Samsung bets on smartphone with zoom appeal

SEOUL—Samsung Electronics Co., a dominant player for an array of tech products from chips to smartphones, has a weakness: digital cameras.As sales of point-and-shoot digital cameras continue to decline, the Korean technology giant is eyeing a technological shift to grab more market share.
The bet is on the convergence of smartphones and cameras. On Wednesday, Samsung unveiled its Galaxy S4 zoom, a new version of its top-of-the-range smartphone containing a high-quality camera with an optical zoom that extends out of the body of the phone.
Smartphone cameras have improved in recent years, but resolution and zoom quality continue to trail dedicated cameras. Samsung is testing the idea that a high-quality camera can now be packed into a smartphone that’s slim enough to appeal to finicky phone customers.
Sharing the same basic software as the company’s Galaxy smartphones, the device comes at a time when the camera industry is struggling with plunging sales of digital cameras. By 2016, the digital camera market will be three-fifths of what it was at its peak of nearly 145 million units in 2010, research firm IDC estimates.
Digital cameras are one of the few business segments where Samsung has failed to replicate its successful model of evolving from fast follower to market leader with its formula of hefty investments, efficient production and distribution, and savvy marketing.
Samsung has capitalized on technological shifts in products previously to vault ahead of competitors, eclipsing Sony Corp. during the transition from bulky cathode-ray tube televisions to flat panel models and passing Nokia Corp. in the move from feature phones to smartphones.
Lim Sun-hong, a senior vice president with Samsung’s digital imaging business, said he sees an opportunity to combine the ease of use and wireless connectivity of a smartphone with the picture quality of a powerful camera. The technology allows consumers to quickly share high-quality photos online.
“We see there is huge, huge potential and an opportunity for us, if we combine smartphones’ usability, portability, and connectivity to our camera industry,” Mr. Lim said in a recent interview.
Samsung entered the camera business in 1979, initially working with Minolta to produce a model called the XD-5. In 1986, Samsung released its first Samsung-only camera called Winky.
When cameras shifted from film to digital, the company pushed more aggressively into the category with new concepts such as its two-screen cameras with a display on the front and back of the camera to help people photograph themselves.
But Samsung has failed to dent the dominant market position of leaders Nikon Corp. and Canon Inc. According to IDC, Samsung’s market share in the digital-camera market was 9.4% in 2012, trailing behind Canon’s 22.6%, Nikon’s 20.9% and Sony’s 14.8% share.

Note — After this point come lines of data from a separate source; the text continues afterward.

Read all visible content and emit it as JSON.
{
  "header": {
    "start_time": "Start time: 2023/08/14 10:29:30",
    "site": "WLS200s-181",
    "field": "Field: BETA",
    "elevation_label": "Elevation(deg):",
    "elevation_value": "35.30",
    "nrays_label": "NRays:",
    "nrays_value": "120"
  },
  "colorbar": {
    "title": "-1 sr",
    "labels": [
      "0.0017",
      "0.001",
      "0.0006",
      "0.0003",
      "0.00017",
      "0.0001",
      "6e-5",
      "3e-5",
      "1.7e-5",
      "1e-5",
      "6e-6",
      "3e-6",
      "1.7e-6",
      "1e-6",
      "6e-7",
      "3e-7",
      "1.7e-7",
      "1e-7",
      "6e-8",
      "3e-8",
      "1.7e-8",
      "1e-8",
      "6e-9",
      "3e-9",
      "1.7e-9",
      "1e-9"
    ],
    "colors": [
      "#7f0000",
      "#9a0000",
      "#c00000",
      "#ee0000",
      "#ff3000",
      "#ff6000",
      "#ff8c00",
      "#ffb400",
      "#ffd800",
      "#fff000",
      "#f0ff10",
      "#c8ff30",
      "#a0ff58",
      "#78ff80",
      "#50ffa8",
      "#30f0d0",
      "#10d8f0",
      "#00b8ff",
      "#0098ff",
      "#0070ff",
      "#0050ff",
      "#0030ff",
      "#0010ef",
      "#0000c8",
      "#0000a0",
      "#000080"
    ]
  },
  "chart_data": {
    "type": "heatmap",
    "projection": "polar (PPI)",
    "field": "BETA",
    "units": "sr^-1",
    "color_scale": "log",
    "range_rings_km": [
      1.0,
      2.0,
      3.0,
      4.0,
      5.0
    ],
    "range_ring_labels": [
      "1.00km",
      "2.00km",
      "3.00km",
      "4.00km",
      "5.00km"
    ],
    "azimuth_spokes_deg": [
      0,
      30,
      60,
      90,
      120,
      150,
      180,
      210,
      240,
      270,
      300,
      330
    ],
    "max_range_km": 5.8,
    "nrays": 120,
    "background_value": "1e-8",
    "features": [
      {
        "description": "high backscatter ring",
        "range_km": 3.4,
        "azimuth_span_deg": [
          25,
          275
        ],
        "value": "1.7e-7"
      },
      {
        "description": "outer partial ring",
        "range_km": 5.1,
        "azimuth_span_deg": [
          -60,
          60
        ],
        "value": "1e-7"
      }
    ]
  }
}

Samsung doesn’t break out the performance of its camera business, although analysts estimate that the business is in the red. Results from the camera business are lumped together with the mobile business, which generated nearly three-quarters of Samsung’s total operating profit in the first quarter.
Samsung in 2009 introduced its first Wi-Fi connected camera. And last year, it developed a new camera under the Galaxy brand, adding a 3G connection and marrying a traditional camera with Google Inc.’s Android operating system and its network of apps including photo-sharing services such as Instagram.
The idea of having a Web-connected camera isn’t new. Google Senior Vice President Andy Rubin, the creator of the Android operating system used by Samsung, said at a conference in Tokyo in April that the open-source platform was initially designed for digital cameras, not smartphones.
But Samsung’s Mr. Lim said the fact that so few cameras connect to the Web is another sign of an industry that has grown complacent. He said the camera industry presents a classic case of “innovator’s dilemma” with market leaders unwilling to introduce new products that may threaten traditional cash cow products such as the digital single-lens reflex, or DSLR, cameras. With little market share to protect, Samsung can afford to take more risks, Mr. Lim said.
“Samsung is kind of in a good spot because you don’t want to be good in cameras and lousy in mobile,” said Chris Chute, research director at IDC. “It’s better to have it the other way around and sort of use what you’ve developed in imaging to supplement your mobile business.”